Responsibility can vary by payer and contract. In many provider workflows, the provider, facility, billing team, or utilization review team helps request and track approval before services are delivered.

When is preauthorization required?

Preauthorization may be required for certain procedures, medications, behavioral health services, testing, specialty care, out-of-network care, or higher levels of treatment.

When is precertification required?

Precertification may be required before planned admissions, inpatient care, residential treatment, PHP, IOP, surgery, or other services that require review before care begins.
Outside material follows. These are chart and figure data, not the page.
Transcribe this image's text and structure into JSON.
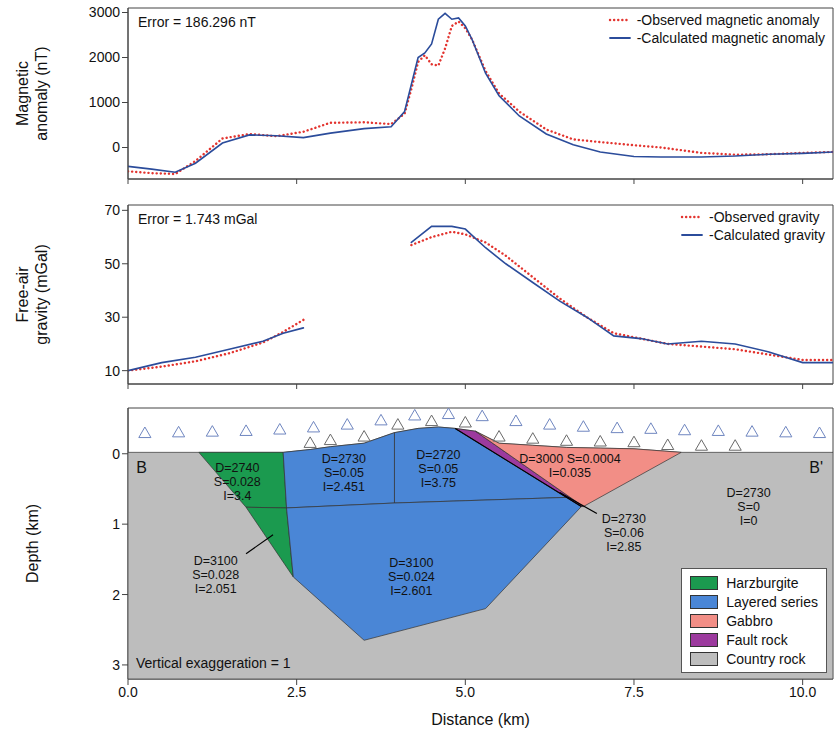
{
  "chart_data": [
    {
      "type": "line",
      "annotations": [
        "Error = 186.296 nT"
      ],
      "ylabel": "Magnetic anomaly (nT)",
      "x": [
        0,
        0.35,
        0.7,
        1.0,
        1.4,
        1.8,
        2.2,
        2.6,
        3.0,
        3.5,
        3.9,
        4.1,
        4.2,
        4.3,
        4.4,
        4.5,
        4.6,
        4.7,
        4.8,
        4.9,
        5.0,
        5.1,
        5.3,
        5.5,
        5.8,
        6.2,
        6.6,
        7.0,
        7.5,
        7.9,
        8.5,
        9.0,
        9.5,
        10.0,
        10.45
      ],
      "series": [
        {
          "name": "-Observed magnetic anomaly",
          "color": "#e3342f",
          "line_style": "dotted",
          "values": [
            -530,
            -570,
            -590,
            -300,
            200,
            300,
            250,
            350,
            550,
            560,
            520,
            750,
            1300,
            1900,
            2050,
            1850,
            1820,
            2200,
            2700,
            2800,
            2650,
            2400,
            1700,
            1200,
            800,
            400,
            180,
            120,
            50,
            0,
            -120,
            -160,
            -150,
            -120,
            -100
          ]
        },
        {
          "name": "-Calculated magnetic anomaly",
          "color": "#2b4c9b",
          "line_style": "solid",
          "values": [
            -420,
            -480,
            -550,
            -350,
            100,
            280,
            260,
            220,
            320,
            420,
            460,
            800,
            1400,
            2000,
            2100,
            2300,
            2850,
            2980,
            2850,
            2880,
            2700,
            2400,
            1650,
            1150,
            700,
            300,
            60,
            -100,
            -200,
            -210,
            -210,
            -190,
            -150,
            -130,
            -100
          ]
        }
      ],
      "xlim": [
        0,
        10.45
      ],
      "xticks": [
        0,
        2.5,
        5,
        7.5,
        10
      ],
      "ylim": [
        -700,
        3100
      ],
      "yticks": [
        0,
        1000,
        2000,
        3000
      ],
      "tick_labels": "y",
      "legend": "upper right"
    },
    {
      "type": "line",
      "annotations": [
        "Error = 1.743 mGal"
      ],
      "ylabel": "Free-air gravity (mGal)",
      "x": [
        0,
        0.5,
        1.0,
        1.5,
        2.0,
        2.3,
        2.6,
        3.4,
        4.2,
        4.5,
        4.8,
        5.0,
        5.3,
        5.6,
        6.0,
        6.4,
        6.8,
        7.2,
        7.6,
        8.0,
        8.5,
        9.0,
        9.5,
        10.0,
        10.45
      ],
      "series": [
        {
          "name": "-Observed gravity",
          "color": "#e3342f",
          "line_style": "dotted",
          "values": [
            10,
            11.5,
            13.5,
            16.5,
            20.5,
            24.5,
            29,
            null,
            57,
            60,
            62,
            61,
            58,
            53,
            45,
            37,
            30,
            24,
            22,
            20,
            19,
            18,
            16,
            14,
            14
          ]
        },
        {
          "name": "-Calculated gravity",
          "color": "#2b4c9b",
          "line_style": "solid",
          "values": [
            10,
            13,
            15,
            18,
            21,
            24,
            26,
            null,
            58,
            64,
            64,
            63,
            56,
            50,
            43,
            36,
            30,
            23,
            22,
            20,
            21,
            20,
            17,
            13,
            13
          ]
        }
      ],
      "xlim": [
        0,
        10.45
      ],
      "xticks": [
        0,
        2.5,
        5,
        7.5,
        10
      ],
      "ylim": [
        5,
        72
      ],
      "yticks": [
        10,
        30,
        50,
        70
      ],
      "tick_labels": "y",
      "legend": "upper right"
    },
    {
      "type": "section",
      "xlabel": "Distance (km)",
      "ylabel": "Depth (km)",
      "annotations": [
        "Vertical exaggeration = 1"
      ],
      "xlim": [
        0,
        10.45
      ],
      "xticks": [
        {
          "value": 0,
          "label": "0.0"
        },
        {
          "value": 2.5,
          "label": "2.5"
        },
        {
          "value": 5,
          "label": "5.0"
        },
        {
          "value": 7.5,
          "label": "7.5"
        },
        {
          "value": 10,
          "label": "10.0"
        }
      ],
      "ylim": [
        -0.65,
        3.2
      ],
      "yticks": [
        0,
        1,
        2,
        3
      ],
      "legend": "lower right",
      "units": [
        {
          "name": "Harzburgite",
          "color": "#1b9a4f"
        },
        {
          "name": "Layered series",
          "color": "#4a86d6"
        },
        {
          "name": "Gabbro",
          "color": "#f28e86"
        },
        {
          "name": "Fault rock",
          "color": "#9c3a9e"
        },
        {
          "name": "Country rock",
          "color": "#bdbdbd"
        }
      ],
      "polygons": [
        {
          "unit": "Country rock",
          "points": [
            [
              0,
              -0.02
            ],
            [
              1.05,
              -0.02
            ],
            [
              2.3,
              -0.02
            ],
            [
              2.7,
              -0.06
            ],
            [
              3.0,
              -0.1
            ],
            [
              3.5,
              -0.15
            ],
            [
              3.95,
              -0.3
            ],
            [
              4.3,
              -0.36
            ],
            [
              4.6,
              -0.38
            ],
            [
              4.85,
              -0.36
            ],
            [
              5.15,
              -0.32
            ],
            [
              5.5,
              -0.15
            ],
            [
              6.0,
              -0.12
            ],
            [
              6.5,
              -0.09
            ],
            [
              7.0,
              -0.08
            ],
            [
              7.5,
              -0.07
            ],
            [
              8.2,
              -0.02
            ],
            [
              10.45,
              -0.02
            ],
            [
              10.45,
              3.2
            ],
            [
              0,
              3.2
            ]
          ]
        },
        {
          "unit": "Harzburgite",
          "points": [
            [
              1.05,
              -0.02
            ],
            [
              2.3,
              -0.02
            ],
            [
              2.35,
              0.77
            ],
            [
              1.75,
              0.76
            ]
          ]
        },
        {
          "unit": "Harzburgite",
          "points": [
            [
              1.75,
              0.76
            ],
            [
              2.35,
              0.77
            ],
            [
              2.45,
              1.75
            ]
          ]
        },
        {
          "unit": "Layered series",
          "points": [
            [
              2.3,
              -0.02
            ],
            [
              2.7,
              -0.06
            ],
            [
              3.0,
              -0.1
            ],
            [
              3.5,
              -0.15
            ],
            [
              3.95,
              -0.3
            ],
            [
              3.95,
              0.7
            ],
            [
              2.35,
              0.77
            ]
          ]
        },
        {
          "unit": "Layered series",
          "points": [
            [
              3.95,
              -0.3
            ],
            [
              4.3,
              -0.36
            ],
            [
              4.6,
              -0.38
            ],
            [
              4.85,
              -0.36
            ],
            [
              6.5,
              0.62
            ],
            [
              3.95,
              0.7
            ]
          ]
        },
        {
          "unit": "Layered series",
          "points": [
            [
              2.35,
              0.77
            ],
            [
              3.95,
              0.7
            ],
            [
              6.5,
              0.62
            ],
            [
              6.72,
              0.75
            ],
            [
              5.3,
              2.2
            ],
            [
              3.5,
              2.65
            ],
            [
              2.45,
              1.75
            ]
          ]
        },
        {
          "unit": "Fault rock",
          "points": [
            [
              4.85,
              -0.36
            ],
            [
              5.15,
              -0.32
            ],
            [
              6.75,
              0.75
            ],
            [
              6.72,
              0.75
            ]
          ]
        },
        {
          "unit": "Gabbro",
          "points": [
            [
              5.15,
              -0.32
            ],
            [
              5.5,
              -0.15
            ],
            [
              6.0,
              -0.12
            ],
            [
              6.5,
              -0.09
            ],
            [
              7.0,
              -0.08
            ],
            [
              7.5,
              -0.07
            ],
            [
              8.2,
              -0.02
            ],
            [
              6.75,
              0.75
            ]
          ]
        }
      ],
      "lines": [
        {
          "color": "#000000",
          "points": [
            [
              4.85,
              -0.36
            ],
            [
              6.72,
              0.75
            ]
          ]
        },
        {
          "color": "#000000",
          "points": [
            [
              1.75,
              1.42
            ],
            [
              2.15,
              1.15
            ]
          ]
        },
        {
          "color": "#000000",
          "points": [
            [
              6.4,
              0.55
            ],
            [
              6.95,
              0.85
            ]
          ]
        }
      ],
      "labels": [
        {
          "x": 1.62,
          "y": 0.4,
          "text": [
            "D=2740",
            "S=0.028",
            "I=3.4"
          ]
        },
        {
          "x": 1.3,
          "y": 1.72,
          "text": [
            "D=3100",
            "S=0.028",
            "I=2.051"
          ]
        },
        {
          "x": 3.2,
          "y": 0.28,
          "text": [
            "D=2730",
            "S=0.05",
            "I=2.451"
          ]
        },
        {
          "x": 4.6,
          "y": 0.22,
          "text": [
            "D=2720",
            "S=0.05",
            "I=3.75"
          ]
        },
        {
          "x": 6.55,
          "y": 0.18,
          "text": [
            "D=3000 S=0.0004",
            "I=0.035"
          ]
        },
        {
          "x": 7.35,
          "y": 1.12,
          "text": [
            "D=2730",
            "S=0.06",
            "I=2.85"
          ]
        },
        {
          "x": 9.2,
          "y": 0.75,
          "text": [
            "D=2730",
            "S=0",
            "I=0"
          ]
        },
        {
          "x": 4.2,
          "y": 1.75,
          "text": [
            "D=3100",
            "S=0.024",
            "I=2.601"
          ]
        },
        {
          "x": 0.2,
          "y": 0.2,
          "text": [
            "B"
          ]
        },
        {
          "x": 10.2,
          "y": 0.2,
          "text": [
            "B'"
          ]
        }
      ],
      "stations": [
        {
          "color": "#6f86c0",
          "marker": "triangle",
          "x": [
            0.25,
            0.75,
            1.25,
            1.75,
            2.25,
            2.75,
            3.25,
            3.75,
            4.25,
            4.75,
            5.25,
            5.75,
            6.25,
            6.75,
            7.25,
            7.75,
            8.25,
            8.75,
            9.25,
            9.75,
            10.25
          ],
          "y": [
            -0.28,
            -0.29,
            -0.3,
            -0.31,
            -0.33,
            -0.36,
            -0.4,
            -0.46,
            -0.53,
            -0.55,
            -0.52,
            -0.45,
            -0.4,
            -0.37,
            -0.35,
            -0.34,
            -0.32,
            -0.31,
            -0.3,
            -0.29,
            -0.28
          ]
        },
        {
          "color": "#6a6a6a",
          "marker": "triangle",
          "x": [
            2.7,
            3.0,
            3.5,
            4.0,
            4.5,
            5.0,
            5.5,
            6.0,
            6.5,
            7.0,
            7.5,
            8.0,
            8.5,
            9.0
          ],
          "y": [
            -0.14,
            -0.18,
            -0.23,
            -0.4,
            -0.45,
            -0.43,
            -0.23,
            -0.2,
            -0.17,
            -0.16,
            -0.15,
            -0.11,
            -0.1,
            -0.1
          ]
        }
      ]
    }
  ]
}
What happens if a provider skips preauthorization or precertification?

The claim may be denied, delayed, or paid at a lower rate. In some cases, the provider may have limited appeal options if the payer required approval before the service was provided.

What information should providers document?

Providers should document the approval number, payer representative, approved service, dates of service, level of care, codes when applicable, medical necessity notes, and any payer instructions.

Partner With a Team That Understands Authorizations

Whether a payer calls it preauthorization, precertification, or prior approval, the goal is the same: ensuring the right approvals are in place before care begins. Understanding each payer’s requirements, documenting authorizations carefully, and monitoring approvals throughout treatment can help reduce preventable denials and protect your organization’s revenue. With the right processes—and the right support—providers can spend less time resolving authorization issues and more time focusing on patient care.